I have a state $\Psi (x,0) = \sum_{n=0}^{\infty} c_{n}u_n(x)$ and want to find the expectation value of any observable A at time t, $\langle \Psi(t)|\hat{A}|\Psi(t)\rangle$.

I know that I should apply the time evolution operator to find $\Psi(t)$ but am not sure how to find the expectation value when I'm not dealing with an eigenstate. I'm looking for the answer as a function of matrix elements $A_{mn} = \langle u_{m}|\hat{A}|u_{n}\rangle$.
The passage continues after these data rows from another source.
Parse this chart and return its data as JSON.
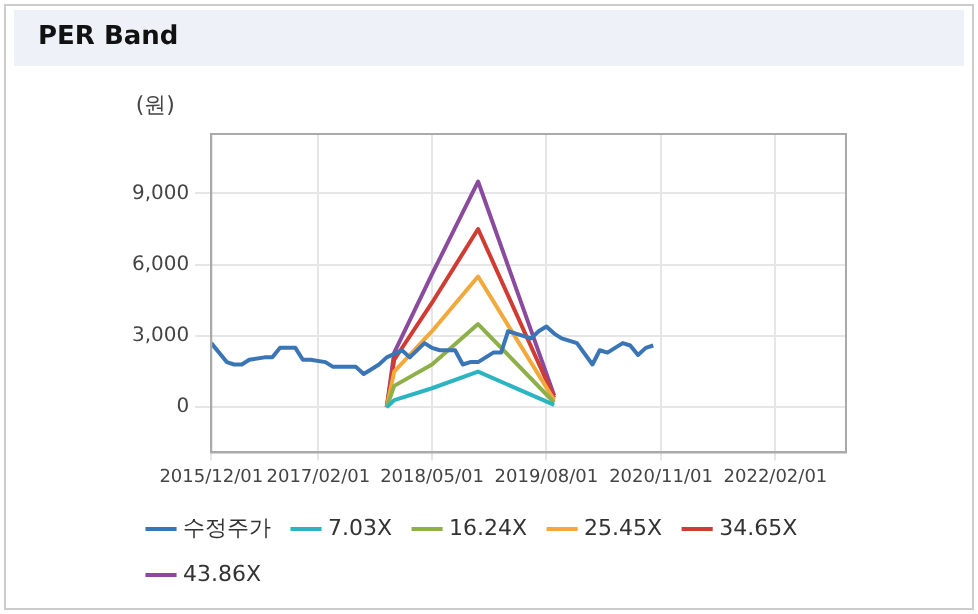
{
  "chart_data": {
    "type": "line",
    "title": "PER Band",
    "ylabel": "(원)",
    "xlim": [
      "2015-12-01",
      "2022-11-10"
    ],
    "xticks": [
      {
        "value": "2015-12-01",
        "label": "2015/12/01"
      },
      {
        "value": "2017-02-01",
        "label": "2017/02/01"
      },
      {
        "value": "2018-05-01",
        "label": "2018/05/01"
      },
      {
        "value": "2019-08-01",
        "label": "2019/08/01"
      },
      {
        "value": "2020-11-01",
        "label": "2020/11/01"
      },
      {
        "value": "2022-02-01",
        "label": "2022/02/01"
      }
    ],
    "ylim": [
      -1900,
      11500
    ],
    "yticks": [
      {
        "value": 0,
        "label": "0"
      },
      {
        "value": 3000,
        "label": "3,000"
      },
      {
        "value": 6000,
        "label": "6,000"
      },
      {
        "value": 9000,
        "label": "9,000"
      }
    ],
    "grid": true,
    "legend": "bottom",
    "marker": "none",
    "line_style": "solid",
    "series": [
      {
        "name": "수정주가",
        "color": "#3a75b5",
        "x": [
          "2015-12",
          "2016-02",
          "2016-03",
          "2016-04",
          "2016-05",
          "2016-07",
          "2016-08",
          "2016-09",
          "2016-11",
          "2016-12",
          "2017-01",
          "2017-03",
          "2017-04",
          "2017-07",
          "2017-08",
          "2017-09",
          "2017-10",
          "2017-11",
          "2018-01",
          "2018-02",
          "2018-04",
          "2018-05",
          "2018-06",
          "2018-08",
          "2018-09",
          "2018-10",
          "2018-11",
          "2019-01",
          "2019-02",
          "2019-03",
          "2019-04",
          "2019-06",
          "2019-07",
          "2019-08",
          "2019-09",
          "2019-10",
          "2019-12",
          "2020-02",
          "2020-03",
          "2020-04",
          "2020-06",
          "2020-07",
          "2020-08",
          "2020-09",
          "2020-10"
        ],
        "values": [
          2700,
          1900,
          1800,
          1800,
          2000,
          2100,
          2100,
          2500,
          2500,
          2000,
          2000,
          1900,
          1700,
          1700,
          1400,
          1600,
          1800,
          2100,
          2400,
          2100,
          2700,
          2500,
          2400,
          2400,
          1800,
          1900,
          1900,
          2300,
          2300,
          3200,
          3100,
          2900,
          3200,
          3400,
          3100,
          2900,
          2700,
          1800,
          2400,
          2300,
          2700,
          2600,
          2200,
          2500,
          2600
        ]
      },
      {
        "name": "7.03X",
        "color": "#2cb5c0",
        "x": [
          "2017-11",
          "2017-12",
          "2018-05",
          "2018-11",
          "2019-09"
        ],
        "values": [
          0,
          300,
          800,
          1500,
          100
        ]
      },
      {
        "name": "16.24X",
        "color": "#8db04a",
        "x": [
          "2017-11",
          "2017-12",
          "2018-05",
          "2018-11",
          "2019-09"
        ],
        "values": [
          0,
          900,
          1800,
          3500,
          200
        ]
      },
      {
        "name": "25.45X",
        "color": "#f2a93b",
        "x": [
          "2017-11",
          "2017-12",
          "2018-05",
          "2018-11",
          "2019-09"
        ],
        "values": [
          0,
          1500,
          3200,
          5500,
          300
        ]
      },
      {
        "name": "34.65X",
        "color": "#d03c32",
        "x": [
          "2017-11",
          "2017-12",
          "2018-05",
          "2018-11",
          "2019-09"
        ],
        "values": [
          0,
          2000,
          4400,
          7500,
          400
        ]
      },
      {
        "name": "43.86X",
        "color": "#8a4a9e",
        "x": [
          "2017-11",
          "2017-12",
          "2018-05",
          "2018-11",
          "2019-09"
        ],
        "values": [
          0,
          2300,
          5600,
          9500,
          500
        ]
      }
    ]
  }
}
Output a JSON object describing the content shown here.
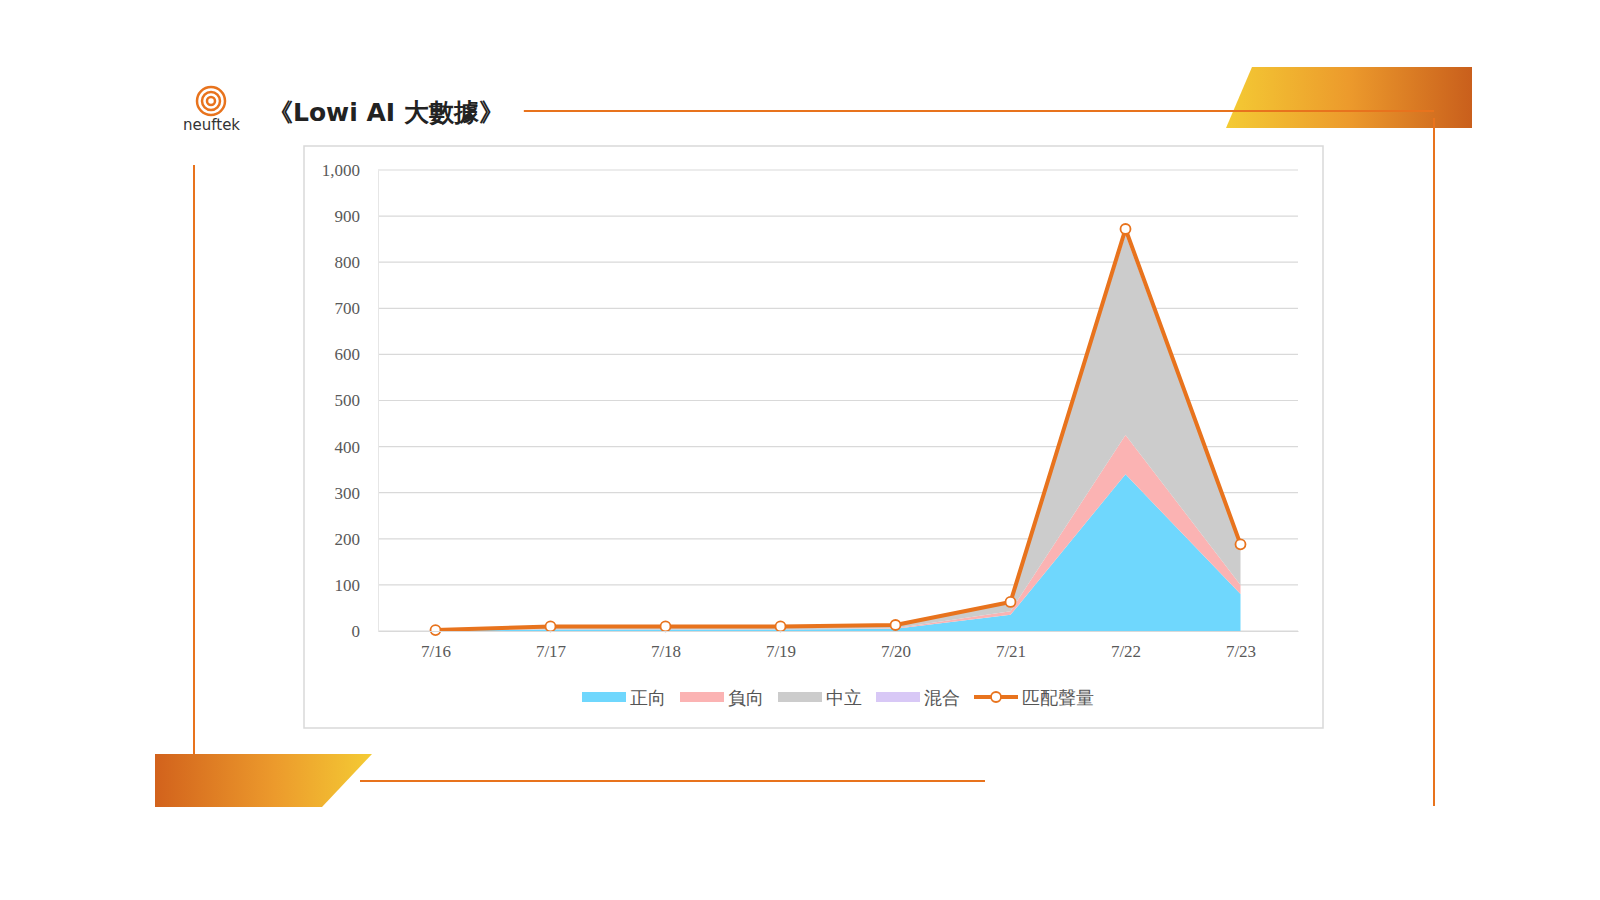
{
  "header": {
    "logo": "neuftek",
    "title": "《Lowi AI 大數據》"
  },
  "chart_data": {
    "type": "area",
    "stacked": true,
    "grid": true,
    "legend": "bottom",
    "categories": [
      "7/16",
      "7/17",
      "7/18",
      "7/19",
      "7/20",
      "7/21",
      "7/22",
      "7/23"
    ],
    "ylim": [
      0,
      1000
    ],
    "yticks": [
      0,
      100,
      200,
      300,
      400,
      500,
      600,
      700,
      800,
      900,
      {
        "value": 1000,
        "label": "1,000"
      }
    ],
    "series": [
      {
        "name": "正向",
        "type": "area",
        "color": "#6fd7fd",
        "values": [
          1,
          3,
          3,
          3,
          5,
          35,
          340,
          80
        ]
      },
      {
        "name": "負向",
        "type": "area",
        "color": "#fbb3b3",
        "values": [
          0,
          1,
          1,
          1,
          1,
          8,
          85,
          20
        ]
      },
      {
        "name": "中立",
        "type": "area",
        "color": "#cccccc",
        "values": [
          1,
          5,
          5,
          5,
          6,
          18,
          435,
          85
        ]
      },
      {
        "name": "混合",
        "type": "area",
        "color": "#d8c8f6",
        "values": [
          0,
          1,
          1,
          1,
          1,
          2,
          12,
          3
        ]
      },
      {
        "name": "匹配聲量",
        "type": "line",
        "color": "#e8731d",
        "marker": "circle",
        "values": [
          2,
          10,
          10,
          10,
          13,
          63,
          872,
          188
        ]
      }
    ]
  }
}
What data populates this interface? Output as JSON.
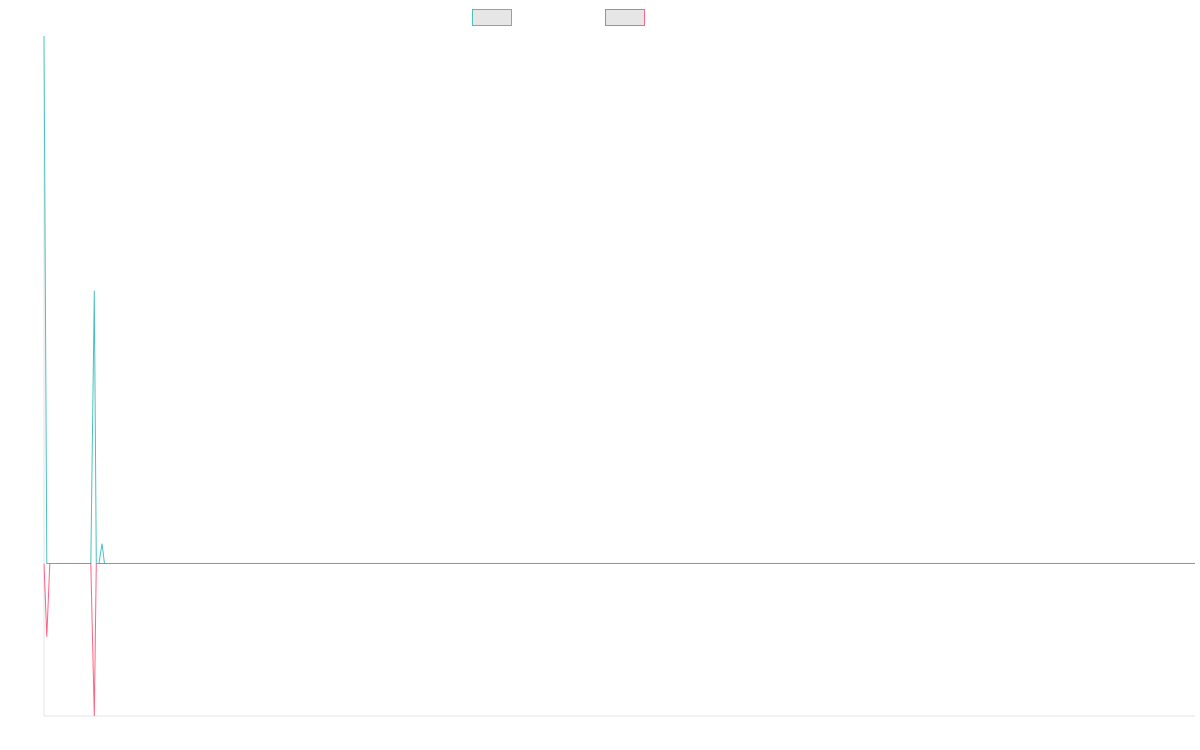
{
  "chart_data": {
    "type": "line",
    "title": "",
    "xlabel": "",
    "ylabel": "",
    "grid": false,
    "legend": "top-center",
    "x": [
      0,
      1,
      2,
      3,
      4,
      5,
      6,
      7,
      8,
      9,
      10,
      11,
      12,
      13,
      14,
      15,
      16,
      17,
      18,
      19,
      20,
      21,
      22,
      23
    ],
    "ylim": [
      -100,
      346
    ],
    "series": [
      {
        "name": "",
        "color": "#4bc0c0",
        "fill": "#e6e6e6",
        "values": [
          346,
          0,
          0,
          0,
          0,
          0,
          0,
          0,
          0,
          0,
          0,
          0,
          0,
          0,
          0,
          0,
          0,
          0,
          179,
          0,
          0,
          13,
          0,
          0
        ]
      },
      {
        "name": "",
        "color": "#ff6384",
        "fill": "#e6e6e6",
        "values": [
          0,
          -48,
          0,
          0,
          0,
          0,
          0,
          0,
          0,
          0,
          0,
          0,
          0,
          0,
          0,
          0,
          0,
          0,
          -100,
          0,
          0,
          0,
          0,
          0
        ]
      }
    ],
    "x_extent": [
      0,
      440
    ]
  }
}
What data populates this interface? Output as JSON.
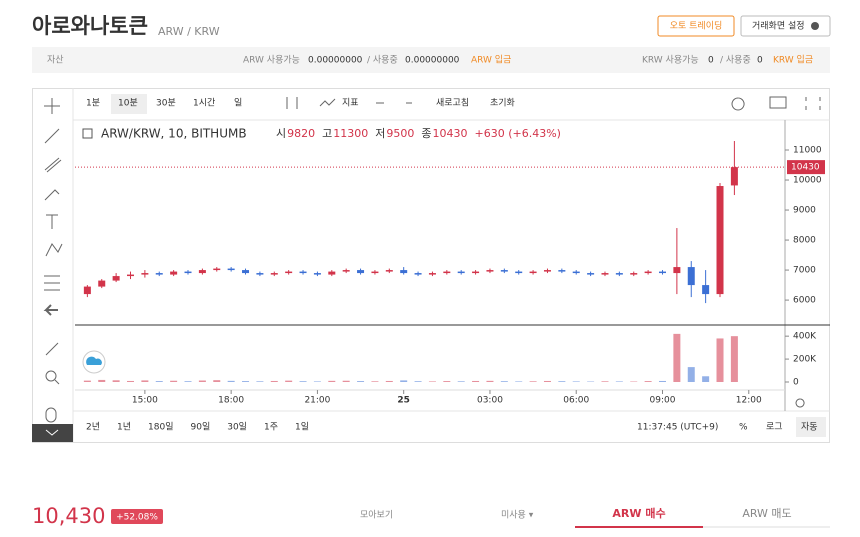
{
  "header": {
    "title": "아로와나토큰",
    "pair": "ARW / KRW",
    "auto_trading": "오토 트레이딩",
    "settings": "거래화면 설정"
  },
  "balance": {
    "label": "자산",
    "arw_available_label": "ARW 사용가능",
    "arw_available": "0.00000000",
    "arw_in_use_label": "/ 사용중",
    "arw_in_use": "0.00000000",
    "arw_deposit": "ARW 입금",
    "krw_available_label": "KRW 사용가능",
    "krw_available": "0",
    "krw_in_use_label": "/ 사용중",
    "krw_in_use": "0",
    "krw_deposit": "KRW 입금"
  },
  "toolbar": {
    "intervals": [
      "1분",
      "10분",
      "30분",
      "1시간",
      "일"
    ],
    "indicators": "지표",
    "refresh": "새로고침",
    "reset": "초기화"
  },
  "legend": {
    "symbol": "ARW/KRW, 10, BITHUMB",
    "open_label": "시",
    "high_label": "고",
    "low_label": "저",
    "close_label": "종",
    "change": "+630 (+6.43%)"
  },
  "chart": {
    "type": "candlestick",
    "up_color": "#d2344a",
    "down_color": "#3b6fd4",
    "x": [
      13,
      13.5,
      14,
      14.5,
      15,
      15.5,
      16,
      16.5,
      17,
      17.5,
      18,
      18.5,
      19,
      19.5,
      20,
      20.5,
      21,
      21.5,
      22,
      22.5,
      23,
      23.5,
      24,
      24.5,
      25,
      25.5,
      26,
      26.5,
      27,
      27.5,
      28,
      28.5,
      29,
      29.5,
      30,
      30.5,
      31,
      31.5,
      32,
      32.5,
      33,
      33.5,
      34,
      34.5,
      35,
      35.5
    ],
    "open": [
      6200,
      6450,
      6650,
      6800,
      6850,
      6900,
      6850,
      6950,
      6900,
      7000,
      7050,
      7000,
      6900,
      6850,
      6900,
      6950,
      6900,
      6850,
      6950,
      7000,
      6900,
      6950,
      7000,
      6900,
      6850,
      6900,
      6950,
      6900,
      6950,
      7000,
      6950,
      6900,
      6950,
      7000,
      6950,
      6900,
      6850,
      6900,
      6850,
      6900,
      6950,
      6900,
      7100,
      6500,
      6200,
      9820
    ],
    "high": [
      6500,
      6700,
      6900,
      6950,
      7000,
      6950,
      7000,
      7000,
      7050,
      7100,
      7100,
      7050,
      6950,
      6950,
      7000,
      7000,
      6950,
      7000,
      7050,
      7050,
      7000,
      7050,
      7100,
      6950,
      6950,
      7000,
      7000,
      7000,
      7050,
      7050,
      7000,
      7000,
      7050,
      7050,
      7000,
      6950,
      6950,
      6950,
      6950,
      7000,
      7000,
      8400,
      7300,
      7000,
      9900,
      11300
    ],
    "low": [
      6100,
      6400,
      6600,
      6700,
      6750,
      6800,
      6800,
      6850,
      6850,
      6950,
      6950,
      6850,
      6800,
      6800,
      6850,
      6850,
      6800,
      6800,
      6900,
      6850,
      6850,
      6900,
      6850,
      6800,
      6800,
      6850,
      6850,
      6850,
      6900,
      6900,
      6850,
      6850,
      6900,
      6900,
      6850,
      6800,
      6800,
      6800,
      6800,
      6850,
      6850,
      6200,
      6100,
      5900,
      6100,
      9500
    ],
    "close": [
      6450,
      6650,
      6800,
      6850,
      6900,
      6850,
      6950,
      6900,
      7000,
      7050,
      7000,
      6900,
      6850,
      6900,
      6950,
      6900,
      6850,
      6950,
      7000,
      6900,
      6950,
      7000,
      6900,
      6850,
      6900,
      6950,
      6900,
      6950,
      7000,
      6950,
      6900,
      6950,
      7000,
      6950,
      6900,
      6850,
      6900,
      6850,
      6900,
      6950,
      6900,
      7100,
      6500,
      6200,
      9800,
      10430
    ],
    "volume": [
      12000,
      18000,
      15000,
      9000,
      14000,
      8000,
      11000,
      7000,
      13000,
      16000,
      10000,
      8000,
      6000,
      9000,
      12000,
      7000,
      5000,
      10000,
      11000,
      8000,
      6000,
      9000,
      14000,
      7000,
      5000,
      8000,
      6000,
      9000,
      10000,
      7000,
      5000,
      6000,
      9000,
      7000,
      5000,
      4000,
      6000,
      5000,
      4000,
      8000,
      9000,
      420000,
      130000,
      50000,
      380000,
      400000
    ],
    "xlim": [
      12.57,
      37.26
    ],
    "xticks": [
      {
        "value": 15,
        "label": "15:00"
      },
      {
        "value": 18,
        "label": "18:00"
      },
      {
        "value": 21,
        "label": "21:00"
      },
      {
        "value": 24,
        "label": "25"
      },
      {
        "value": 27,
        "label": "03:00"
      },
      {
        "value": 30,
        "label": "06:00"
      },
      {
        "value": 33,
        "label": "09:00"
      },
      {
        "value": 36,
        "label": "12:00"
      }
    ],
    "ylim": [
      5170,
      12000
    ],
    "yticks": [
      6000,
      7000,
      8000,
      9000,
      10000,
      11000
    ],
    "vlim": [
      0,
      480000
    ],
    "vticks": [
      0,
      {
        "value": 200000,
        "label": "200K"
      },
      {
        "value": 400000,
        "label": "400K"
      }
    ]
  },
  "ranges": [
    "2년",
    "1년",
    "180일",
    "90일",
    "30일",
    "1주",
    "1일"
  ],
  "clock": "11:37:45 (UTC+9)",
  "scale_options": [
    "%",
    "로그",
    "자동"
  ],
  "footer": {
    "price": "10,430",
    "change": "+52.08%",
    "collect": "모아보기",
    "unused": "미사용 ▾",
    "buy": "ARW 매수",
    "sell": "ARW 매도"
  }
}
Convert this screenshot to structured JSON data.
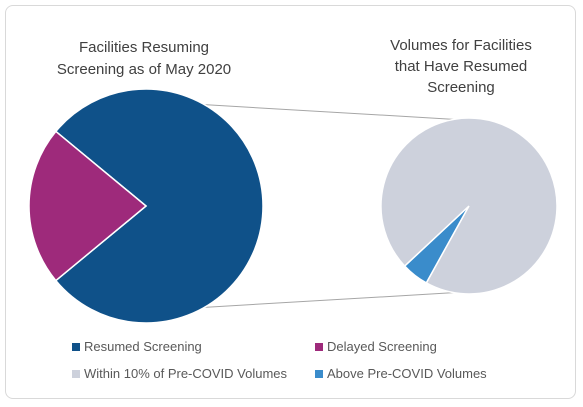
{
  "chart_data": [
    {
      "type": "pie",
      "title": "Facilities Resuming Screening as of May 2020",
      "title_lines": [
        "Facilities Resuming",
        "Screening as of May 2020"
      ],
      "slices": [
        {
          "label": "Resumed Screening",
          "value": 78,
          "color": "#0f5189"
        },
        {
          "label": "Delayed Screening",
          "value": 22,
          "color": "#9e2a7b"
        }
      ]
    },
    {
      "type": "pie",
      "title": "Volumes for Facilities that Have Resumed Screening",
      "title_lines": [
        "Volumes for Facilities",
        "that Have Resumed",
        "Screening"
      ],
      "slices": [
        {
          "label": "Within 10% of Pre-COVID Volumes",
          "value": 95,
          "color": "#cdd1dc"
        },
        {
          "label": "Above Pre-COVID Volumes",
          "value": 5,
          "color": "#3a8ccb"
        }
      ]
    }
  ],
  "legend": {
    "placement": "bottom",
    "items": [
      {
        "label": "Resumed Screening",
        "color": "#0f5189"
      },
      {
        "label": "Delayed Screening",
        "color": "#9e2a7b"
      },
      {
        "label": "Within 10% of Pre-COVID Volumes",
        "color": "#cdd1dc"
      },
      {
        "label": "Above Pre-COVID Volumes",
        "color": "#3a8ccb"
      }
    ]
  },
  "connector_color": "#a6a6a6"
}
Could anyone give me some guidance? I'm a QM newbie if you haven't noticed!

Answer 1

The key here is to notice that at any time $t$, one can expand the full time-dependent state $\Psi(x,t)$ at that time in terms of a basis $u_n$; $$ |\Psi(t)\rangle = \sum_n c_n(t)|u_n\rangle $$ The basic idea here is that the time-dependence of the state is being encoded in the expansion coefficients $c_n(t)$. Having done this, notice now that $$ \langle\Psi(t) |\hat A|\Psi(t)\rangle = \sum_{m,n}c_m^*(t)c_n(t)\langle u_m|\hat A|u_n\rangle = \sum_{m,n}c_m^*(t)A_{mn}c_n(t) $$
It is then possible to show (using the Schrodinger equation) that if the states $u_n$ are eigenstates of the Hamiltonian with corresponding eigenvalues $E_n$, then the coefficient $c_n(t)$ satisfy a simple differential equation in $t$ with a simple solution, and you should be able to put this all together to get what you're looking for.